PlainTextWikipedia
Convert Wikipedia database dumps into plain text files (JSON). This can parse literally all of Wikipedia with pretty high fidelity. There's a copy available on Kaggle Datasets.
https://github.com/daveshap/PlainTextWikipedia?tab=readme-ov-file
QUICK START
- Download and unzip a Wikipedia dump (see Data Sources below) make sure you get a monolithic XML file
- Open up wiki_to_text.py and edit the filename to point at your XML file. Also update the savedir location
- Run wiki_to_text.py - it should take about 2.5 days to run, with some variation based on your CPU and storage speed
Data Sources
There are two primary data sources.
- Simplified English Wikipedia: this is only about 1GB and therefore is a great test set - https://dumps.wikimedia.org/simplewiki/
- English Wikipedia: this is all of Wikipedia, so about 80GB unpacked - https://dumps.wikimedia.org/enwiki/
Navigate into the latest dump.

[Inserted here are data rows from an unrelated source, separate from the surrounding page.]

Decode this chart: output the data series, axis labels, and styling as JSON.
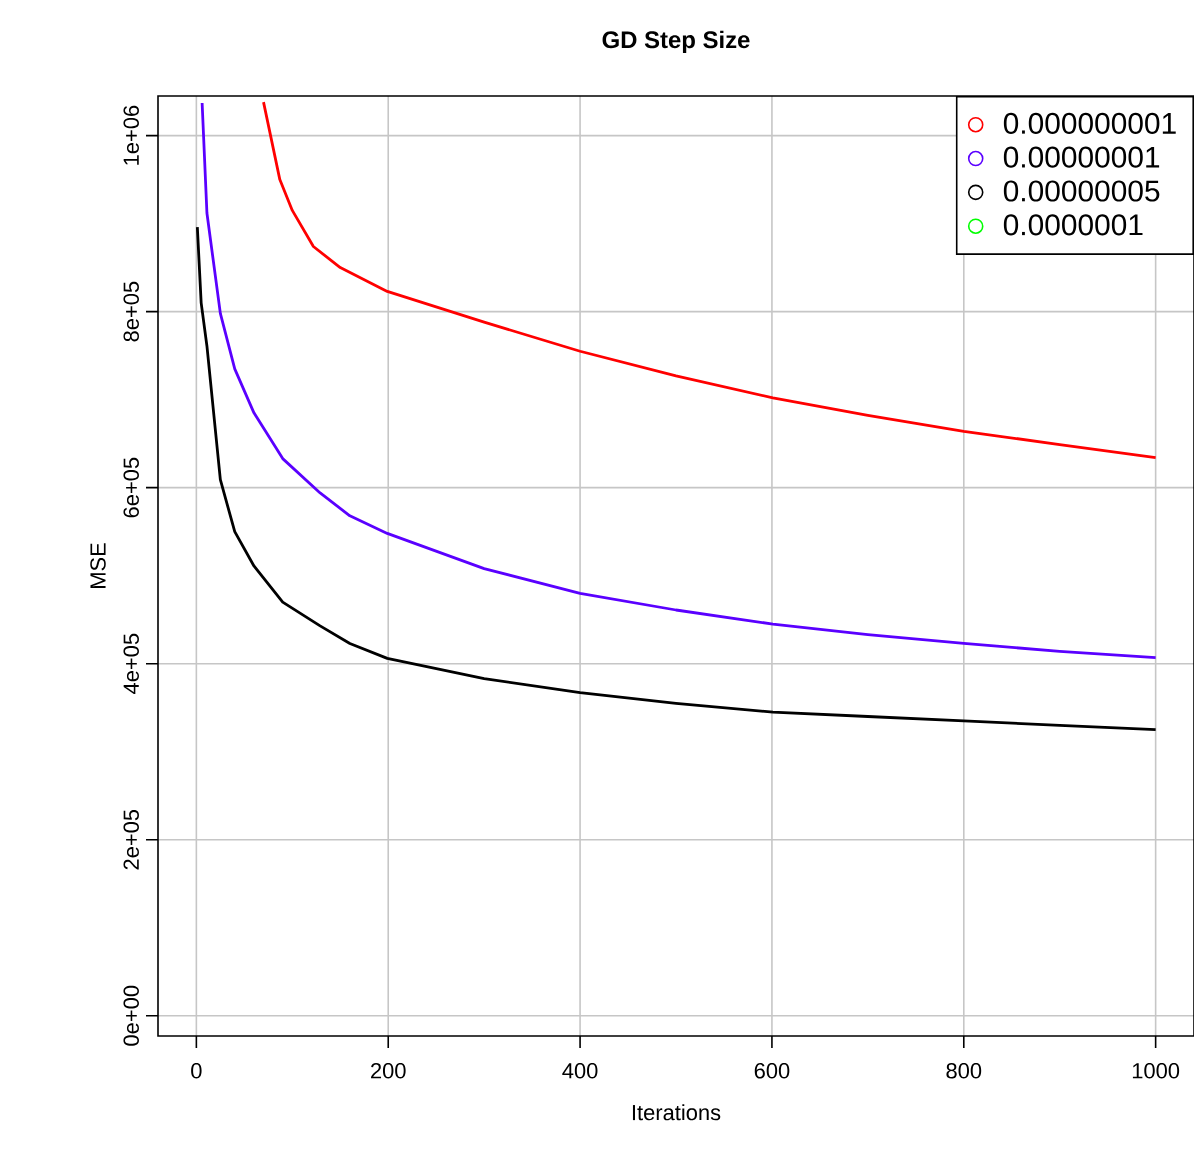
{
  "chart_data": {
    "type": "line",
    "title": "GD Step Size",
    "xlabel": "Iterations",
    "ylabel": "MSE",
    "xlim": [
      -40,
      1040
    ],
    "ylim": [
      -23000,
      1045000
    ],
    "xticks": [
      0,
      200,
      400,
      600,
      800,
      1000
    ],
    "yticks": [
      {
        "value": 0,
        "label": "0e+00"
      },
      {
        "value": 200000,
        "label": "2e+05"
      },
      {
        "value": 400000,
        "label": "4e+05"
      },
      {
        "value": 600000,
        "label": "6e+05"
      },
      {
        "value": 800000,
        "label": "8e+05"
      },
      {
        "value": 1000000,
        "label": "1e+06"
      }
    ],
    "grid": true,
    "legend": "top right",
    "marker": "none",
    "line_style": "solid",
    "series": [
      {
        "name": "0.000000001",
        "color": "#ff0000",
        "x": [
          70,
          87,
          100,
          122,
          150,
          199,
          300,
          400,
          500,
          601,
          700,
          800,
          900,
          1000
        ],
        "values": [
          1038000,
          950000,
          915000,
          874000,
          850000,
          823000,
          788000,
          755000,
          727000,
          702000,
          682000,
          664000,
          649000,
          634000
        ]
      },
      {
        "name": "0.00000001",
        "color": "#5a00ff",
        "x": [
          6,
          11,
          25,
          40,
          60,
          90,
          129,
          160,
          199,
          300,
          400,
          500,
          601,
          700,
          800,
          900,
          1000
        ],
        "values": [
          1037000,
          912000,
          798000,
          735000,
          685000,
          633000,
          594000,
          568000,
          548000,
          508000,
          480000,
          461000,
          445000,
          433000,
          423000,
          414000,
          407000
        ]
      },
      {
        "name": "0.00000005",
        "color": "#000000",
        "x": [
          1,
          5,
          11,
          25,
          40,
          60,
          90,
          129,
          160,
          199,
          300,
          400,
          500,
          601,
          700,
          800,
          900,
          1000
        ],
        "values": [
          896000,
          810000,
          761000,
          609000,
          550000,
          511000,
          470000,
          443000,
          423000,
          406000,
          383000,
          367000,
          355000,
          345000,
          340000,
          335000,
          330000,
          325000
        ]
      },
      {
        "name": "0.0000001",
        "color": "#00ff00"
      }
    ]
  }
}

You're likley looking for the very first file in the download section. They will look something like this:
- enwiki-20210401-pages-articles-multistream.xml.bz2 18.1 GB
- simplewiki-20210401-pages-articles-multistream.xml.bz2 203.5 MB
Download and extract these to a storage directory. I usually shorten the folder name and filename.
Legal
https://en.wikipedia.org/wiki/Wikipedia:Reusing_Wikipedia_content
Wikipedia is published under Creative Commons Attribution Share-Alike license (CC-BY-SA).
My script is published under the MIT license but this does not confer the same privileges to the material you convert with it.